Does vanilla deep regression even work?

…because I can’t seem to get good results with it.

Regression vs. Classification

Why is regression so much less popular than classification in the machine learning community? It’s often just mentioned as an afterthought that you can change the output layer on a neural network to turn it into a regression model if you want to. Even Marcos Lopez de Prado, the recent face of machine learning in trading, seems to focus extensively (exclusively?) on classification in his popular 2018 book. But it seems obvious that we need regression in finance. We need to know the magnitude of our forecasts before we can optimize a portfolio.

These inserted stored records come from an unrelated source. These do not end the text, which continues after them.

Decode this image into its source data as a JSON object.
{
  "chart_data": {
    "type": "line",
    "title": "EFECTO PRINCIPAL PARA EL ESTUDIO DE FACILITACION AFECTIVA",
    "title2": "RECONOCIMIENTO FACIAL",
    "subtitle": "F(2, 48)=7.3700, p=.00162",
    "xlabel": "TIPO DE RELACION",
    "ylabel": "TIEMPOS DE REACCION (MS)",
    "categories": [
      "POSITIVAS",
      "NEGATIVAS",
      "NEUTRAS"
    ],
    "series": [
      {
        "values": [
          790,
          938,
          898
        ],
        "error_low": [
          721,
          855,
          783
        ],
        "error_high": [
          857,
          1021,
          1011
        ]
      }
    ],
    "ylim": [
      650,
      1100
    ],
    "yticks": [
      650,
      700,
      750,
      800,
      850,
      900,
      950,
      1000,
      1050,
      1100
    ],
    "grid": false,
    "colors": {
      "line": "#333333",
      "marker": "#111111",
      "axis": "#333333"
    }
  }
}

I attended the Stanford Deep Learning School in the summer of 2016. During a break, I had a chance to chat with one of the speakers, Hugo Larochelle, and I asked him why I never hear about deep learning regression. He said maybe strongly varying errors cause problems during back-propagation, making it not work very well. Given the context, I was surprised he didn’t jump to the defense of deep learning.

I’m starting to think it just doesn’t work. Despite a broad hyper-parameter search, I’m still having poor luck on the multivariate interaction synthetic data. The MAE I get from the neural network (both in-sample and out-of-sample) is an order of magnitude larger than the out-of-sample MAE of XGBoost.

Universal Approximators

Hornik, Tinchcombe, and White (1989) showed that multilayer feedforward networks are capable of approximating any function to any desired degree of accuracy. “This implies that any lack of success in applications must arise from inadequate learning, insufficient numbers of hidden units or the lack of a deterministic relationship between input and target.”

The synthetic data certainly is certainly deterministic, and I’ve experimented with far more nodes and layers than I imagine would be sufficient. So, the learning must be inadequate in some way. It isn’t that the data has too much noise, because I get bad results even with the noise removed. When looking at a histogram of output predictions, it seems nearly all of them have the same value. So, this is likely an indication of network saturation.

PyTorch Code

import torch
import torch.nn as nn
from machine_learning.generate_data import multivariate_interaction

device = "cuda" if torch.cuda.is_available() else "cpu"

class Net(nn.Module):
    def __init__(self, options):
        super(Net, self).__init__()
        bias = True
        
        self.layers = nn.Sequential()
        for i in range(options['layers']):
            if i == 0:
                inputs = options['inputs']
            else:
                inputs = options['nodes']
            layer = nn.Linear(inputs, options['nodes'], bias)
            nn.init.normal_(layer.weight, mean=0.0, std=options['stdev'])
            self.layers.append(layer)
            eval('self.layers.append(nn.%s())' % options['activation'])
        
        self.layers.append(nn.Linear(options['nodes'], 1, bias))
    
    def forward(self, X):
        X = self.layers(X)
        return X

options = {}
options['inputs'] = 9
options['layers'] = 40 # tried lots of values
options['nodes'] = 200 # tried lots of values
options['activation'] = 'Tanh' # also tried: Sigmoid, ReLU, ELU, LeakyReLU
options['stdev'] = 0.01 # tried lots of values
options['init'] = 'normal_' # also tried: uniform_, xavier_uniform_

net = Net(options).to(device)

optimizer = torch.optim.SGD(net.parameters(), lr=0.01)
# also tried: Adam, Adadelta, AdamW, Adamax, ASGD, LBFGS,
#             NAdam, RAdam, RMSprop, Rprop

loss_func = nn.L1Loss() # also tried MSELoss

# generate synthetic data
m = 524288
data = multivariate_interaction(m)

X = torch.tensor(data['X_train'], dtype=torch.float).to(device)
y = torch.tensor(data['y_train'], dtype=torch.float).unsqueeze(1).to(device)

last_loss = 1e6
while True:
    pred = net(X)
    loss_ = loss_func(pred, y)
    loss = float(loss_)
    print(loss)
    if loss > last_loss:
        optimizer.param_groups[0]['lr'] /= 2 # reduce learning rate
        print('lr = %0.4f' % optimizer.param_groups[0]['lr'])
    last_loss = loss
    optimizer.zero_grad()   # clear gradients for next train
    loss_.backward()        # backpropagation, compute gradients
    optimizer.step()        # apply gradients

Conclusion

Neural network regression either doesn’t work in practice, or else requires black magic tuning that I haven’t figured out yet. Perhaps the answer is that I need a ridiculously large network, in which case both training and inference will take an unreasonable amount of time for trading applications. I will continue to study the saturation issue, but perhaps there is a reason I’m having trouble finding nontrivial internet examples that use regression instead of classification.

Update: Ayush Gupta appears to have had similar troubles with deep learning regression.